Abstract: Vibrational sum- and difference-frequency generation (SFG and DFG) spectroscopy is a technique to probe the nonlinear response of interfaces at mid-infrared wavelengths while detecting the upconverted signal at visible wavelengths. It has recently transitioned from large-area molecular films and colloidal suspensions to nanoscale structures, enabled by dual-resonant plasmonic nanocavities that confine light and matter in the same deep-subwavelength sensing volume. Here, we implement continuous-wave ultra-broadband SFG and DFG spectroscopy from $860$ to $1670~\mathrm{cm}^{-1}$ on a variety of dual-resonant antennas under ambient conditions. The use of a commercial, broadly tunable quantum-cascade laser and the absence of geometric phase-matching requirements speed up and simplify data acquisition. At the same time, simultaneous access to SFG and DFG sidebands permits ratiometric signal analysis, enabling both common-noise rejection and field-normalized characterization of coherent response.
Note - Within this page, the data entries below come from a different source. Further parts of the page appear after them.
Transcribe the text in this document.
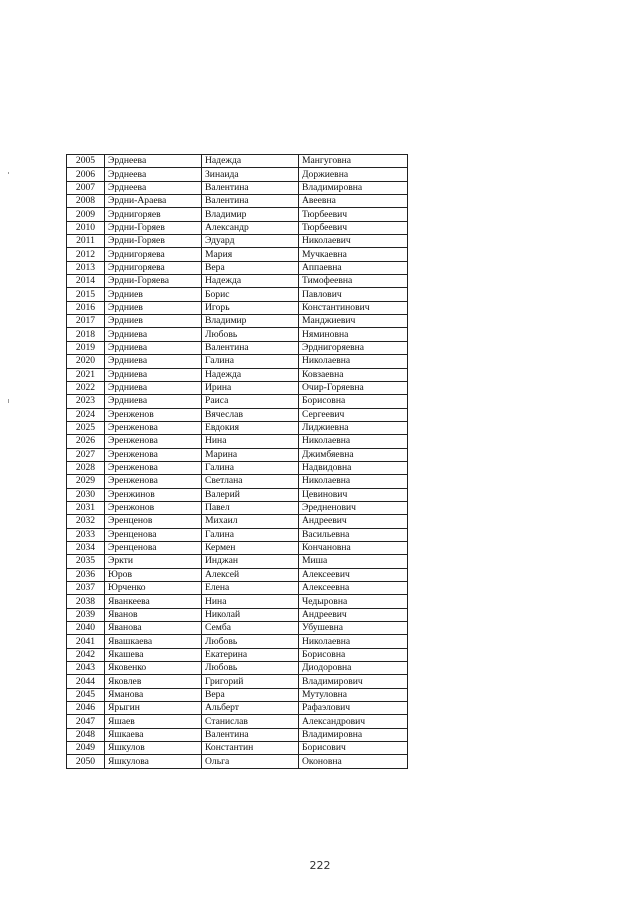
2005	Эрднеева	Надежда	Мангуговна
2006	Эрднеева	Зинаида	Доржиевна
2007	Эрднеева	Валентина	Владимировна
2008	Эрдни-Араева	Валентина	Авеевна
2009	Эрднигоряев	Владимир	Тюрбеевич
2010	Эрдни-Горяев	Александр	Тюрбеевич
2011	Эрдни-Горяев	Эдуард	Николаевич
2012	Эрднигоряева	Мария	Мучкаевна
2013	Эрднигоряева	Вера	Аппаевна
2014	Эрдни-Горяева	Надежда	Тимофеевна
2015	Эрдниев	Борис	Павлович
2016	Эрдниев	Игорь	Константинович
2017	Эрдниев	Владимир	Манджиевич
2018	Эрдниева	Любовь	Няминовна
2019	Эрдниева	Валентина	Эрднигоряевна
2020	Эрдниева	Галина	Николаевна
2021	Эрдниева	Надежда	Ковзаевна
2022	Эрдниева	Ирина	Очир-Горяевна
2023	Эрдниева	Раиса	Борисовна
2024	Эренженов	Вячеслав	Сергеевич
2025	Эренженова	Евдокия	Лиджиевна
2026	Эренженова	Нина	Николаевна
2027	Эренженова	Марина	Джимбяевна
2028	Эренженова	Галина	Надвидовна
2029	Эренженова	Светлана	Николаевна
2030	Эренжинов	Валерий	Цевинович
2031	Эренжонов	Павел	Эредненович
2032	Эренценов	Михаил	Андреевич
2033	Эренценова	Галина	Васильевна
2034	Эренценова	Кермен	Кончановна
2035	Эркти	Инджан	Миша
2036	Юров	Алексей	Алексеевич
2037	Юрченко	Елена	Алексеевна
2038	Яванкеева	Нина	Чедыровна
2039	Яванов	Николай	Андреевич
2040	Яванова	Семба	Убушевна
2041	Явашкаева	Любовь	Николаевна
2042	Якашева	Екатерина	Борисовна
2043	Яковенко	Любовь	Диодоровна
2044	Яковлев	Григорий	Владимирович
2045	Яманова	Вера	Мутуловна
2046	Ярыгин	Альберт	Рафаэлович
2047	Яшаев	Станислав	Александрович
2048	Яшкаева	Валентина	Владимировна
2049	Яшкулов	Константин	Борисович
2050	Яшкулова	Ольга	Оконовна
222
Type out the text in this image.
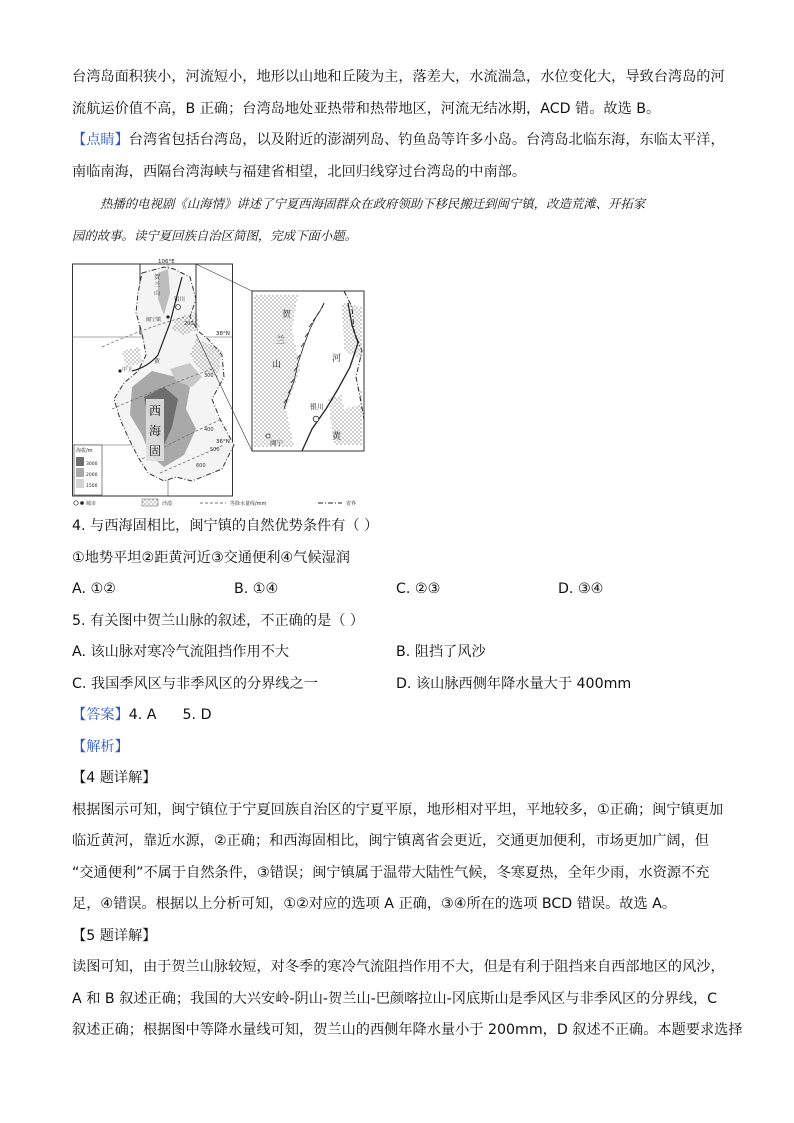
台湾岛面积狭小，河流短小，地形以山地和丘陵为主，落差大，水流湍急，水位变化大，导致台湾岛的河

流航运价值不高，B 正确；台湾岛地处亚热带和热带地区，河流无结冰期，ACD 错。故选 B。

【点睛】台湾省包括台湾岛，以及附近的澎湖列岛、钓鱼岛等许多小岛。台湾岛北临东海，东临太平洋，

南临南海，西隔台湾海峡与福建省相望，北回归线穿过台湾岛的中南部。

热播的电视剧《山海情》讲述了宁夏西海固群众在政府领助下移民搬迁到闽宁镇，改造荒滩、开拓家

园的故事。读宁夏回族自治区简图，完成下面小题。

200
300
400
500
600
106°E
38°N
36°N
贺
兰
山
银川
闽宁镇
黄
中卫
西
海
固
海拔/m
3000
2000
1500
贺
兰
山
河
银川
闽宁
黄
城市	沙漠	等降水量线/mm	省界

4. 与西海固相比，闽宁镇的自然优势条件有（ ）

①地势平坦②距黄河近③交通便利④气候湿润

A. ①②	B. ①④	C. ②③	D. ③④

5. 有关图中贺兰山脉的叙述，不正确的是（ ）

A. 该山脉对寒冷气流阻挡作用不大	B. 阻挡了风沙
C. 我国季风区与非季风区的分界线之一	D. 该山脉西侧年降水量大于 400mm

【答案】4. A 5. D

【解析】

【4 题详解】

根据图示可知，闽宁镇位于宁夏回族自治区的宁夏平原，地形相对平坦，平地较多，①正确；闽宁镇更加

临近黄河，靠近水源，②正确；和西海固相比，闽宁镇离省会更近，交通更加便利，市场更加广阔，但

“交通便利”不属于自然条件，③错误；闽宁镇属于温带大陆性气候，冬寒夏热，全年少雨，水资源不充

足，④错误。根据以上分析可知，①②对应的选项 A 正确，③④所在的选项 BCD 错误。故选 A。

【5 题详解】

读图可知，由于贺兰山脉较短，对冬季的寒冷气流阻挡作用不大，但是有利于阻挡来自西部地区的风沙，

A 和 B 叙述正确；我国的大兴安岭-阴山-贺兰山-巴颜喀拉山-冈底斯山是季风区与非季风区的分界线，C

叙述正确；根据图中等降水量线可知，贺兰山的西侧年降水量小于 200mm，D 叙述不正确。本题要求选择
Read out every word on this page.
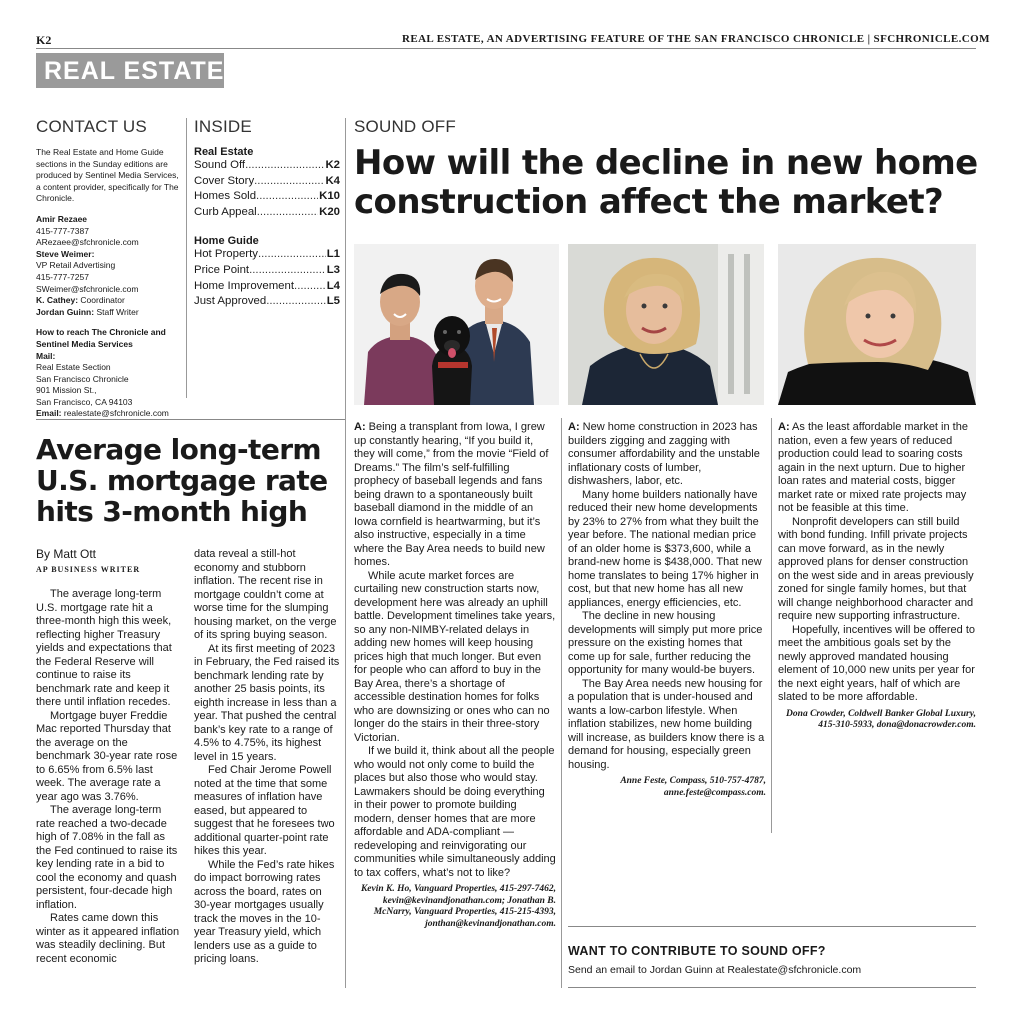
K2	REAL ESTATE, AN ADVERTISING FEATURE OF THE SAN FRANCISCO CHRONICLE | SFCHRONICLE.COM
REAL ESTATE
CONTACT US
The Real Estate and Home Guide sections in the Sunday editions are produced by Sentinel Media Services, a content provider, specifically for The Chronicle.
Amir Rezaee
415-777-7387
ARezaee@sfchronicle.com
Steve Weimer:
VP Retail Advertising
415-777-7257
SWeimer@sfchronicle.com
K. Cathey: Coordinator
Jordan Guinn: Staff Writer
How to reach The Chronicle and Sentinel Media Services
Mail:
Real Estate Section
San Francisco Chronicle
901 Mission St.,
San Francisco, CA 94103
Email: realestate@sfchronicle.com
INSIDE
Real Estate
Sound Off .....	K2
Cover Story .....	K4
Homes Sold .....	K10
Curb Appeal .....	K20
Home Guide
Hot Property .....	L1
Price Point .....	L3
Home Improvement .....	L4
Just Approved .....	L5
SOUND OFF
How will the decline in new home
construction affect the market?

A: Being a transplant from Iowa, I grew up constantly hearing, “If you build it, they will come,” from the movie “Field of Dreams.” The film’s self-fulfilling prophecy of baseball legends and fans being drawn to a spontaneously built baseball diamond in the middle of an Iowa cornfield is heartwarming, but it’s also instructive, especially in a time where the Bay Area needs to build new homes.

While acute market forces are curtailing new construction starts now, development here was already an uphill battle. Development timelines take years, so any non-NIMBY-related delays in adding new homes will keep housing prices high that much longer. But even for people who can afford to buy in the Bay Area, there’s a shortage of accessible destination homes for folks who are downsizing or ones who can no longer do the stairs in their three-story Victorian.

If we build it, think about all the people who would not only come to build the places but also those who would stay. Lawmakers should be doing everything in their power to promote building modern, denser homes that are more affordable and ADA-compliant — redeveloping and reinvigorating our communities while simultaneously adding to tax coffers, what’s not to like?

Kevin K. Ho, Vanguard Properties, 415-297-7462, kevin@kevinandjonathan.com; Jonathan B. McNarry, Vanguard Properties, 415-215-4393, jonthan@kevinandjonathan.com.

A: New home construction in 2023 has builders zigging and zagging with consumer affordability and the unstable inflationary costs of lumber, dishwashers, labor, etc.

Many home builders nationally have reduced their new home developments by 23% to 27% from what they built the year before. The national median price of an older home is $373,600, while a brand-new home is $438,000. That new home translates to being 17% higher in cost, but that new home has all new appliances, energy efficiencies, etc.

The decline in new housing developments will simply put more price pressure on the existing homes that come up for sale, further reducing the opportunity for many would-be buyers.

The Bay Area needs new housing for a population that is under-housed and wants a low-carbon lifestyle. When inflation stabilizes, new home building will increase, as builders know there is a demand for housing, especially green housing.

Anne Feste, Compass, 510-757-4787, anne.feste@compass.com.

A: As the least affordable market in the nation, even a few years of reduced production could lead to soaring costs again in the next upturn. Due to higher loan rates and material costs, bigger market rate or mixed rate projects may not be feasible at this time.

Nonprofit developers can still build with bond funding. Infill private projects can move forward, as in the newly approved plans for denser construction on the west side and in areas previously zoned for single family homes, but that will change neighborhood character and require new supporting infrastructure.

Hopefully, incentives will be offered to meet the ambitious goals set by the newly approved mandated housing element of 10,000 new units per year for the next eight years, half of which are slated to be more affordable.

Dona Crowder, Coldwell Banker Global Luxury, 415-310-5933, dona@donacrowder.com.
WANT TO CONTRIBUTE TO SOUND OFF?
Send an email to Jordan Guinn at Realestate@sfchronicle.com
Average long-term
U.S. mortgage rate
hits 3-month high
By Matt Ott
AP BUSINESS WRITER

The average long-term U.S. mortgage rate hit a three-month high this week, reflecting higher Treasury yields and expectations that the Federal Reserve will continue to raise its benchmark rate and keep it there until inflation recedes.

Mortgage buyer Freddie Mac reported Thursday that the average on the benchmark 30-year rate rose to 6.65% from 6.5% last week. The average rate a year ago was 3.76%.

The average long-term rate reached a two-decade high of 7.08% in the fall as the Fed continued to raise its key lending rate in a bid to cool the economy and quash persistent, four-decade high inflation.

Rates came down this winter as it appeared inflation was steadily declining. But recent economic

data reveal a still-hot economy and stubborn inflation. The recent rise in mortgage couldn’t come at worse time for the slumping housing market, on the verge of its spring buying season.

At its first meeting of 2023 in February, the Fed raised its benchmark lending rate by another 25 basis points, its eighth increase in less than a year. That pushed the central bank’s key rate to a range of 4.5% to 4.75%, its highest level in 15 years.

Fed Chair Jerome Powell noted at the time that some measures of inflation have eased, but appeared to suggest that he foresees two additional quarter-point rate hikes this year.

While the Fed’s rate hikes do impact borrowing rates across the board, rates on 30-year mortgages usually track the moves in the 10-year Treasury yield, which lenders use as a guide to pricing loans.
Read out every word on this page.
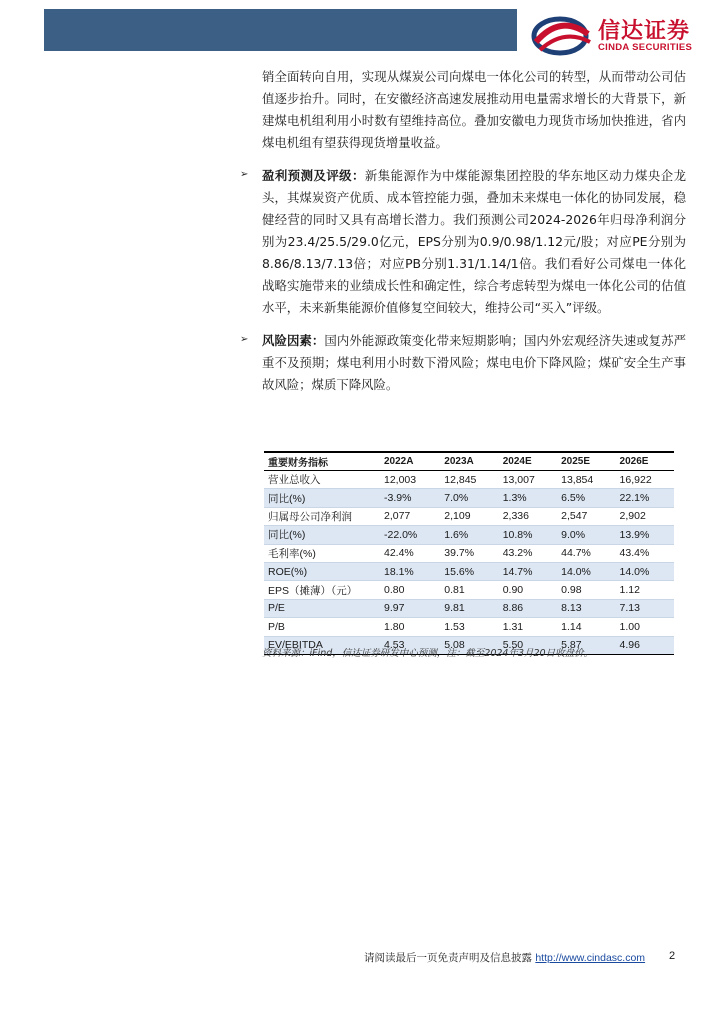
信达证券
CINDA SECURITIES

销全面转向自用，实现从煤炭公司向煤电一体化公司的转型，从而带动公司估值逐步抬升。同时，在安徽经济高速发展推动用电量需求增长的大背景下，新建煤电机组利用小时数有望维持高位。叠加安徽电力现货市场加快推进，省内煤电机组有望获得现货增量收益。

➢ 盈利预测及评级：新集能源作为中煤能源集团控股的华东地区动力煤央企龙头，其煤炭资产优质、成本管控能力强，叠加未来煤电一体化的协同发展，稳健经营的同时又具有高增长潜力。我们预测公司2024-2026年归母净利润分别为23.4/25.5/29.0亿元，EPS分别为0.9/0.98/1.12元/股；对应PE分别为8.86/8.13/7.13倍；对应PB分别1.31/1.14/1倍。我们看好公司煤电一体化战略实施带来的业绩成长性和确定性，综合考虑转型为煤电一体化公司的估值水平，未来新集能源价值修复空间较大，维持公司“买入”评级。

➢ 风险因素：国内外能源政策变化带来短期影响；国内外宏观经济失速或复苏严重不及预期；煤电利用小时数下滑风险；煤电电价下降风险；煤矿安全生产事故风险；煤质下降风险。

重要财务指标	2022A	2023A	2024E	2025E	2026E
营业总收入	12,003	12,845	13,007	13,854	16,922
同比(%)	-3.9%	7.0%	1.3%	6.5%	22.1%
归属母公司净利润	2,077	2,109	2,336	2,547	2,902
同比(%)	-22.0%	1.6%	10.8%	9.0%	13.9%
毛利率(%)	42.4%	39.7%	43.2%	44.7%	43.4%
ROE(%)	18.1%	15.6%	14.7%	14.0%	14.0%
EPS（摊薄）（元）	0.80	0.81	0.90	0.98	1.12
P/E	9.97	9.81	8.86	8.13	7.13
P/B	1.80	1.53	1.31	1.14	1.00
EV/EBITDA	4.53	5.08	5.50	5.87	4.96
资料来源：iFind，信达证券研发中心预测，注：截至2024年3月20日收盘价。
请阅读最后一页免责声明及信息披露 http://www.cindasc.com 2
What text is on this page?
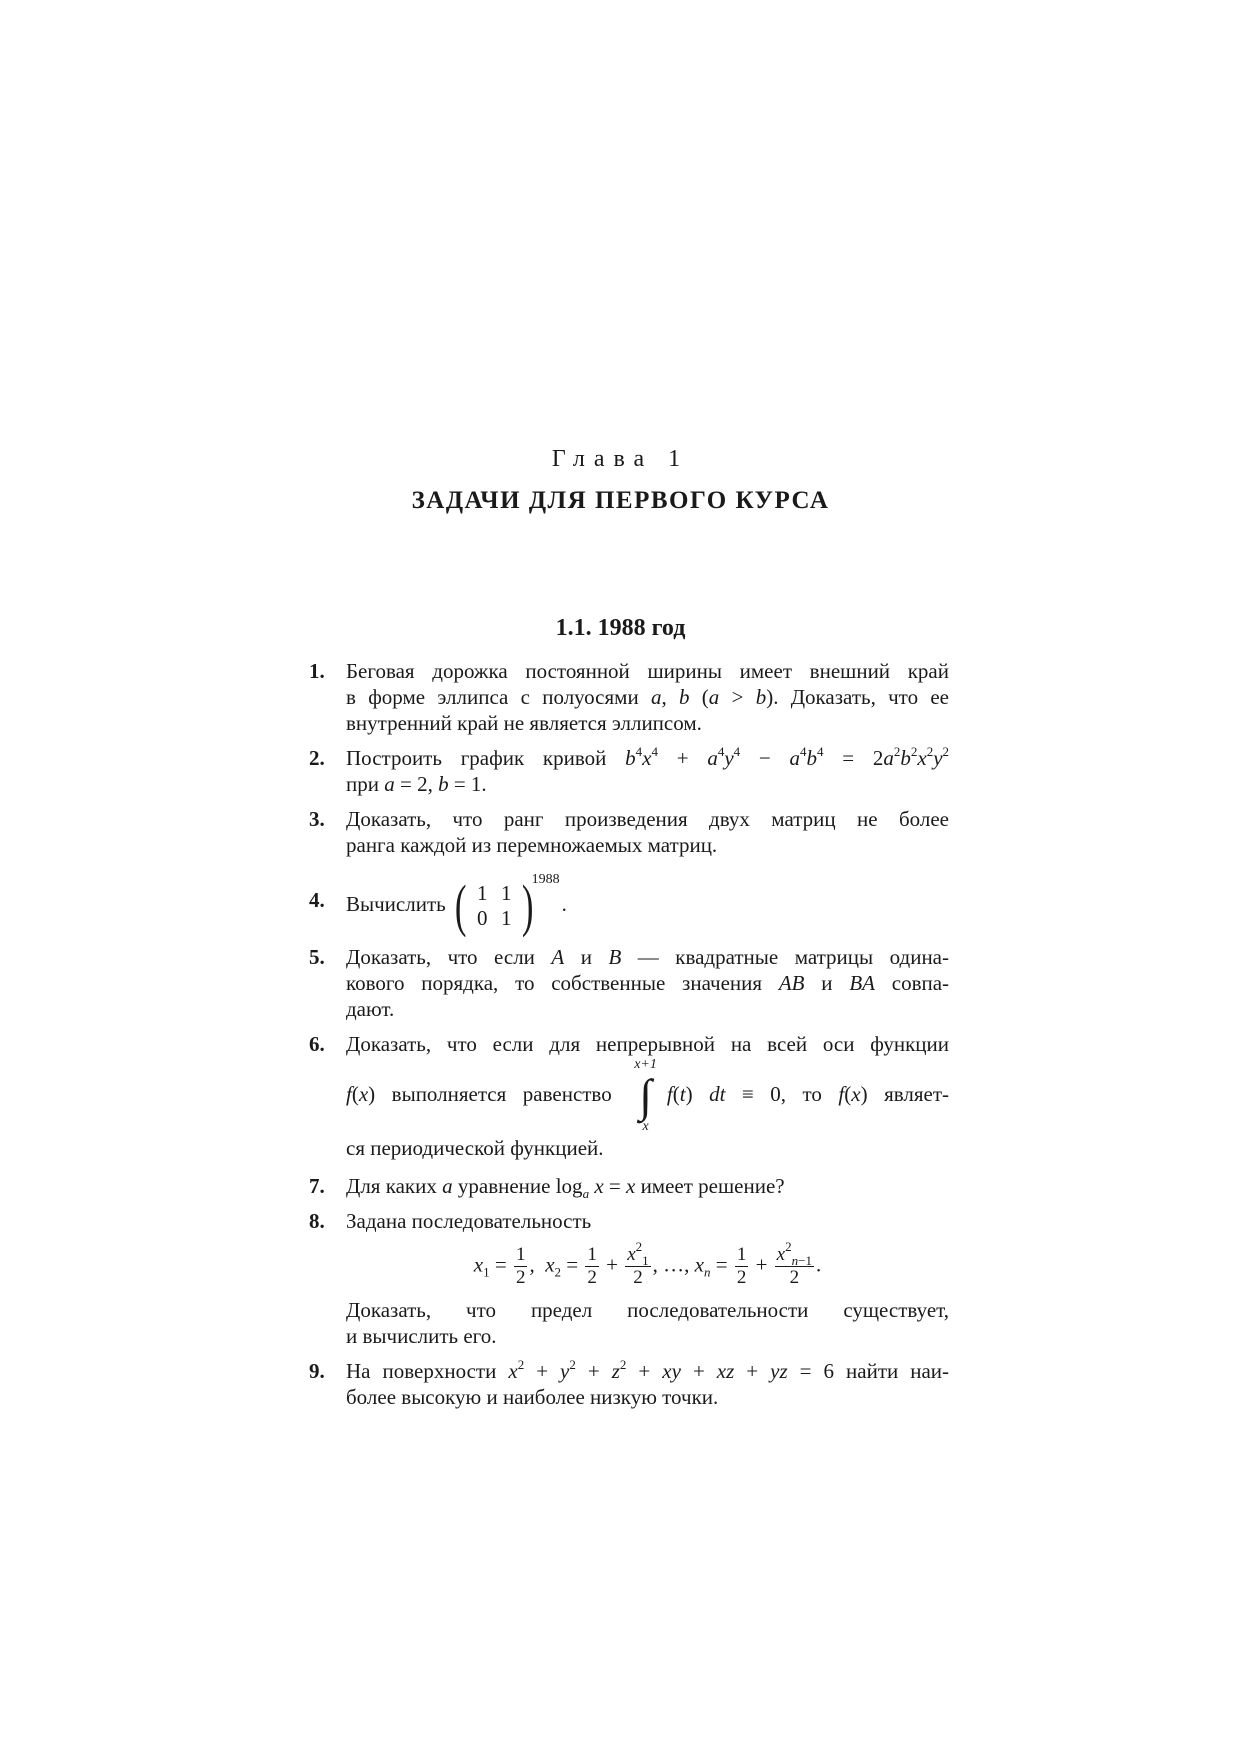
Глава 1
ЗАДАЧИ ДЛЯ ПЕРВОГО КУРСА
1.1. 1988 год
1. Беговая дорожка постоянной ширины имеет внешний край
в форме эллипса с полуосями a, b (a > b). Доказать, что ее
внутренний край не является эллипсом.
2. Построить график кривой $b^4x^4 + a^4y^4 - a^4b^4 = 2a^2b^2x^2y^2$
при a = 2, b = 1.
3. Доказать, что ранг произведения двух матриц не более
ранга каждой из перемножаемых матриц.
4. Вычислить ( 1 1
0 1 )
$^{1988}$.
5. Доказать, что если A и B — квадратные матрицы одина-
кового порядка, то собственные значения AB и BA совпа-
дают.
6. Доказать, что если для непрерывной на всей оси функции
f(x) выполняется равенство
x+1
∫
x
f(t) dt ≡ 0, то f(x) являет-
ся периодической функцией.
7. Для каких a уравнение $\log_a x = x$ имеет решение?
8. Задана последовательность
$x_1 = \frac{1}{2}$ ,  $x_2 = \frac{1}{2} + \frac{x^2_1}{2}$ , …, $x_n = \frac{1}{2} + \frac{x^2_{n-1}}{2}$ .
Доказать, что предел последовательности существует,
и вычислить его.
9. На поверхности $x^2 + y^2 + z^2$ + xy + xz + yz = 6 найти наи-
более высокую и наиболее низкую точки.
The resulting spectra harbour the signatures of coherent interference between the resonant (vibrational) and nonresonant (electronic) contributions to the $\chi^{(2)}$ susceptibility, previously only observed under fs- and ps-pulsed excitation. We demonstrate the versatility and reproducibility of our approach across several molecules that yield distinct resonant and nonresonant mid-infrared responses. Together, these features position our platform as a scalable route toward multiplexed, high-resolution mid-IR sensing and a potential basis for coherent single- or few-molecule vibrational detection at the chip level.